For example, several human rights organizations standing against the situation in China have repeatedly sent communications to the White House urging a total boycott of the Beijing Olympics, including not sending athletes to participate in the Olympics and US businesses imposing an economic boycott on China. However, the US administration has adopted a less severe boycott, limiting it to the diplomatic boycott supported by 200 human rights organizations, which suggested the desirability of the US administration to take a middle position on the humanitarian situation, yet without provoking escalation or a comprehensive confrontation with China.
On the other hand, major US companies, such as Amazon, Nike, and JPMorgan Chase, opposed the US administration and Congress taking the escalatory steps that would impede their investments and commercial activities in China. Lobby groups linked to the Chamber of Commerce, the National Retail Federation, and the US-China Business Council, comprising 250 US companies operating in China, launched intensive campaigns against moves by Congress and the White House to tighten trade and financing rules in response to China’s violations of human rights, emphasizing that any escalatory measures would asphyxiate the US investments in China.
At large, the Congress response has remained within the so-called Washington Consensus to end its previous policy of engagement with China. While the congressional Republicans have supported the Biden administration’s approach to China, lobby groups have turned to pressuring the progressive wing in the Congress. Businesses worked on matching their pressures with the position of the progressives and their concerns about the Biden administration’s stance on China by warning them that a tougher US approach would entail more military expenditures and further exacerbation of tensions, which could escalate into a regional war or worse. In this vein, progressive representatives, including Ilhan Omar, stressed the need to differentiate between justified criticism of the human rights situation in China and dealing with China with the Cold War and zero-sum relations mentality. This idea was elucidated by Bernie Sanders in his article in Foreign Affairs in June 2021, through his tours to large corporations, stressing that the dialogue with China on human rights, the lack of a comprehensive zero-sum game is the most effective strategy in dealing with China, to maintain a line of cooperation on common international issues. As such, human rights has become subjected to assessment of their effectiveness in adjusting the course of relations between the United States and China, in addition to being considered one of the cards and tools for managing the relationship or escalation between the two countries, looking at it within the framework of a set of other interacting factors, by balancing economic and strategic interests and value considerations.

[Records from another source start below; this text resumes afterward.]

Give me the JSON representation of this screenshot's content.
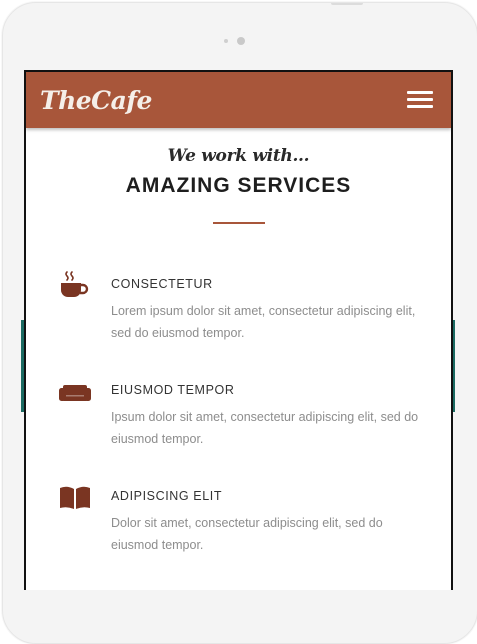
{
  "navbar": {
    "brand": "TheCafe",
    "menu_icon": "hamburger-menu-icon"
  },
  "section": {
    "eyebrow": "We work with...",
    "heading": "AMAZING SERVICES"
  },
  "services": [
    {
      "icon": "coffee-cup-icon",
      "title": "CONSECTETUR",
      "description": "Lorem ipsum dolor sit amet, consectetur adipiscing elit, sed do eiusmod tempor."
    },
    {
      "icon": "sofa-icon",
      "title": "EIUSMOD TEMPOR",
      "description": "Ipsum dolor sit amet, consectetur adipiscing elit, sed do eiusmod tempor."
    },
    {
      "icon": "open-book-icon",
      "title": "ADIPISCING ELIT",
      "description": "Dolor sit amet, consectetur adipiscing elit, sed do eiusmod tempor."
    }
  ],
  "colors": {
    "accent": "#a8563a",
    "icon": "#7a3522",
    "heading": "#1e1e1e",
    "body_text": "#8d8d8d"
  }
}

Managing the US-China Rivalry
A range of analyses indicate that the existing rivalry between the United States and China has taken an ideological and an ethical overtone. The United States seeks to assert the dominance of its main ideas related to capitalism, free trade, human rights, and democracy on the international scene by emphasizing the constructive role of values in rivalry. While the United States is placing pressure on China due to human rights violations, Former Secretary of State John Kerry stressed that differences with China over this file do not necessarily mean stopping all forms of cooperation with China. Accordingly, human rights play a constructive role in managing the US-Chinese rivalry, either leading to escalation or giving rise to bilateral talks.
Few academic studies question the timing and manner according which human rights issues can be raised, their relationship with interests, and their interplay with common issues, in what is known as the “constructive role of values in international relations”. In this respect, issues could be divided into three categories as regards their relationship to human rights, which issues the US administration seeks focusing on when dealing with China, and for what purpose. These three categories are clarified as below:
I- Issues Irrelative to Human Rights: In cases where bilateral issues are not related to human rights, e.g. the exchange rate, the United States works on finding or faking a relationship between these issues and human rights based on cost-benefit calculations. This approach was adopted by the United States towards Russia regarding the continuation of the space cooperation program in 2015, despite tensions between the two countries and the deteriorating human rights situation. As such, issues such as military cooperation and non-proliferation are not usually linked to human rights issues, due to the potentially detrimental impact of the intrusion of these issues on key collaboration files.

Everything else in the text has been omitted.